Bring your kayak with you?

Siloam Springs, just a jog up the road from Bentonville, has something unique for kayakers: The Siloam Springs Kayak Park just south of town. The park is part of the Illinois River, and includes engineered rapids for folks to practice on (best at a flow of between 200 and 600 cubic feet per second). It's also open to tubing and swimming and general recreation; if a flood stage of 13 feet is predicted, the park will close. Check out a video of the park at siloamspringskayakpark.com. If you left your kayak at home so you could bring your bike, you can hit Siloam Springs' miles of mountain bike trails, including a new 5-mile stretch along Sager Creek that connects to other trails on the north and west sides of the John Brown University campus.

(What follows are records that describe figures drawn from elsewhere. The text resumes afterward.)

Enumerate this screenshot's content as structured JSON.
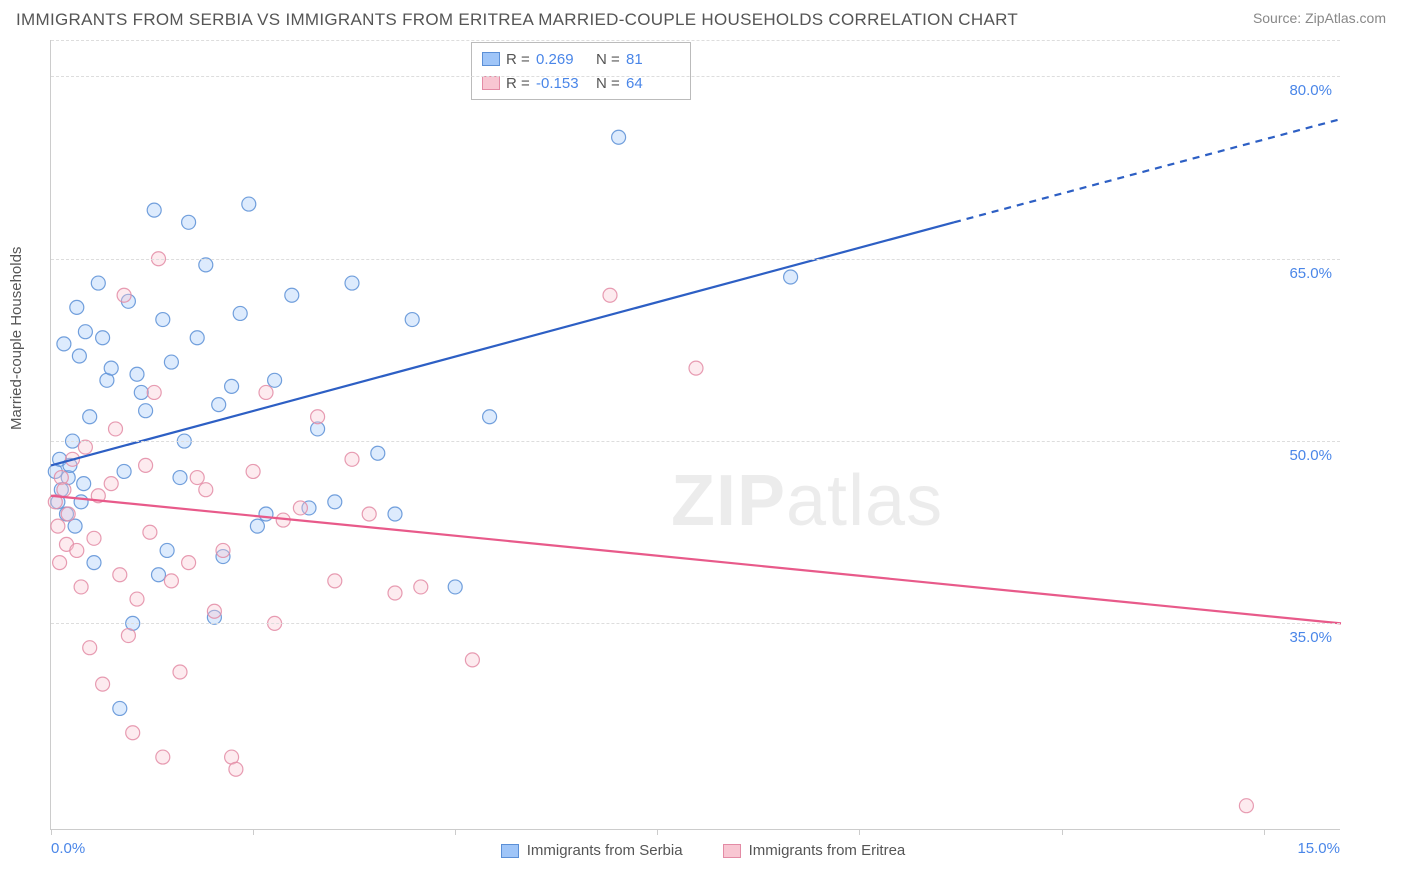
{
  "title": "IMMIGRANTS FROM SERBIA VS IMMIGRANTS FROM ERITREA MARRIED-COUPLE HOUSEHOLDS CORRELATION CHART",
  "source": "Source: ZipAtlas.com",
  "ylabel": "Married-couple Households",
  "watermark_bold": "ZIP",
  "watermark_rest": "atlas",
  "chart": {
    "type": "scatter",
    "xlim": [
      0.0,
      15.0
    ],
    "ylim": [
      18.0,
      83.0
    ],
    "x_tick_positions": [
      0.0,
      2.35,
      4.7,
      7.05,
      9.4,
      11.75,
      14.1
    ],
    "x_tick_labels": {
      "0": "0.0%",
      "15": "15.0%"
    },
    "y_ticks": [
      35.0,
      50.0,
      65.0,
      80.0
    ],
    "y_tick_labels": [
      "35.0%",
      "50.0%",
      "65.0%",
      "80.0%"
    ],
    "grid_color": "#dddddd",
    "axis_color": "#cccccc",
    "background": "#ffffff",
    "marker_radius": 7,
    "marker_fill_opacity": 0.35,
    "marker_stroke_opacity": 0.85,
    "series": [
      {
        "name": "Immigrants from Serbia",
        "color_fill": "#9fc5f8",
        "color_stroke": "#5b8fd6",
        "trend_color": "#2d5fc4",
        "r": "0.269",
        "n": "81",
        "trend": {
          "x0": 0.0,
          "y0": 48.0,
          "x1_solid": 10.5,
          "y1_solid": 68.0,
          "x1_dash": 15.0,
          "y1_dash": 76.5
        },
        "points": [
          [
            0.05,
            47.5
          ],
          [
            0.08,
            45.0
          ],
          [
            0.1,
            48.5
          ],
          [
            0.12,
            46.0
          ],
          [
            0.15,
            58.0
          ],
          [
            0.18,
            44.0
          ],
          [
            0.2,
            47.0
          ],
          [
            0.22,
            48.0
          ],
          [
            0.25,
            50.0
          ],
          [
            0.28,
            43.0
          ],
          [
            0.3,
            61.0
          ],
          [
            0.33,
            57.0
          ],
          [
            0.35,
            45.0
          ],
          [
            0.38,
            46.5
          ],
          [
            0.4,
            59.0
          ],
          [
            0.45,
            52.0
          ],
          [
            0.5,
            40.0
          ],
          [
            0.55,
            63.0
          ],
          [
            0.6,
            58.5
          ],
          [
            0.65,
            55.0
          ],
          [
            0.7,
            56.0
          ],
          [
            0.8,
            28.0
          ],
          [
            0.85,
            47.5
          ],
          [
            0.9,
            61.5
          ],
          [
            0.95,
            35.0
          ],
          [
            1.0,
            55.5
          ],
          [
            1.05,
            54.0
          ],
          [
            1.1,
            52.5
          ],
          [
            1.2,
            69.0
          ],
          [
            1.25,
            39.0
          ],
          [
            1.3,
            60.0
          ],
          [
            1.35,
            41.0
          ],
          [
            1.4,
            56.5
          ],
          [
            1.5,
            47.0
          ],
          [
            1.55,
            50.0
          ],
          [
            1.6,
            68.0
          ],
          [
            1.7,
            58.5
          ],
          [
            1.8,
            64.5
          ],
          [
            1.9,
            35.5
          ],
          [
            1.95,
            53.0
          ],
          [
            2.0,
            40.5
          ],
          [
            2.1,
            54.5
          ],
          [
            2.2,
            60.5
          ],
          [
            2.3,
            69.5
          ],
          [
            2.4,
            43.0
          ],
          [
            2.5,
            44.0
          ],
          [
            2.6,
            55.0
          ],
          [
            2.8,
            62.0
          ],
          [
            3.0,
            44.5
          ],
          [
            3.1,
            51.0
          ],
          [
            3.3,
            45.0
          ],
          [
            3.5,
            63.0
          ],
          [
            3.8,
            49.0
          ],
          [
            4.0,
            44.0
          ],
          [
            4.2,
            60.0
          ],
          [
            4.7,
            38.0
          ],
          [
            5.1,
            52.0
          ],
          [
            6.6,
            75.0
          ],
          [
            8.6,
            63.5
          ]
        ]
      },
      {
        "name": "Immigrants from Eritrea",
        "color_fill": "#f8c6d2",
        "color_stroke": "#e38ba5",
        "trend_color": "#e85a8a",
        "r": "-0.153",
        "n": "64",
        "trend": {
          "x0": 0.0,
          "y0": 45.5,
          "x1_solid": 15.0,
          "y1_solid": 35.0,
          "x1_dash": 15.0,
          "y1_dash": 35.0
        },
        "points": [
          [
            0.05,
            45.0
          ],
          [
            0.08,
            43.0
          ],
          [
            0.1,
            40.0
          ],
          [
            0.12,
            47.0
          ],
          [
            0.15,
            46.0
          ],
          [
            0.18,
            41.5
          ],
          [
            0.2,
            44.0
          ],
          [
            0.25,
            48.5
          ],
          [
            0.3,
            41.0
          ],
          [
            0.35,
            38.0
          ],
          [
            0.4,
            49.5
          ],
          [
            0.45,
            33.0
          ],
          [
            0.5,
            42.0
          ],
          [
            0.55,
            45.5
          ],
          [
            0.6,
            30.0
          ],
          [
            0.7,
            46.5
          ],
          [
            0.75,
            51.0
          ],
          [
            0.8,
            39.0
          ],
          [
            0.85,
            62.0
          ],
          [
            0.9,
            34.0
          ],
          [
            0.95,
            26.0
          ],
          [
            1.0,
            37.0
          ],
          [
            1.1,
            48.0
          ],
          [
            1.15,
            42.5
          ],
          [
            1.2,
            54.0
          ],
          [
            1.25,
            65.0
          ],
          [
            1.3,
            24.0
          ],
          [
            1.4,
            38.5
          ],
          [
            1.5,
            31.0
          ],
          [
            1.6,
            40.0
          ],
          [
            1.7,
            47.0
          ],
          [
            1.8,
            46.0
          ],
          [
            1.9,
            36.0
          ],
          [
            2.0,
            41.0
          ],
          [
            2.1,
            24.0
          ],
          [
            2.15,
            23.0
          ],
          [
            2.35,
            47.5
          ],
          [
            2.5,
            54.0
          ],
          [
            2.6,
            35.0
          ],
          [
            2.7,
            43.5
          ],
          [
            2.9,
            44.5
          ],
          [
            3.1,
            52.0
          ],
          [
            3.3,
            38.5
          ],
          [
            3.5,
            48.5
          ],
          [
            3.7,
            44.0
          ],
          [
            4.0,
            37.5
          ],
          [
            4.3,
            38.0
          ],
          [
            4.9,
            32.0
          ],
          [
            6.5,
            62.0
          ],
          [
            7.5,
            56.0
          ],
          [
            13.9,
            20.0
          ]
        ]
      }
    ]
  },
  "legend_bottom": [
    {
      "label": "Immigrants from Serbia",
      "fill": "#9fc5f8",
      "stroke": "#5b8fd6"
    },
    {
      "label": "Immigrants from Eritrea",
      "fill": "#f8c6d2",
      "stroke": "#e38ba5"
    }
  ]
}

After all that activity, you'll be hungry, so go to famed restaurateur Miles James' Twenty-Eight Springs, 100 E. University St. The versatile James has come up with a menu that includes burgers and seared salmon, chicken-fried steak and a spinach, kale and mushroom lasagna. Something for everyone, see. Online reviewers raved over the desserts; make ours a Mai Tai with Plantation Stiggins' Fancy pineapple rum, El Dorado rum, house-made orgeat (simple syrup with almonds), house-made triple sec and lime juice.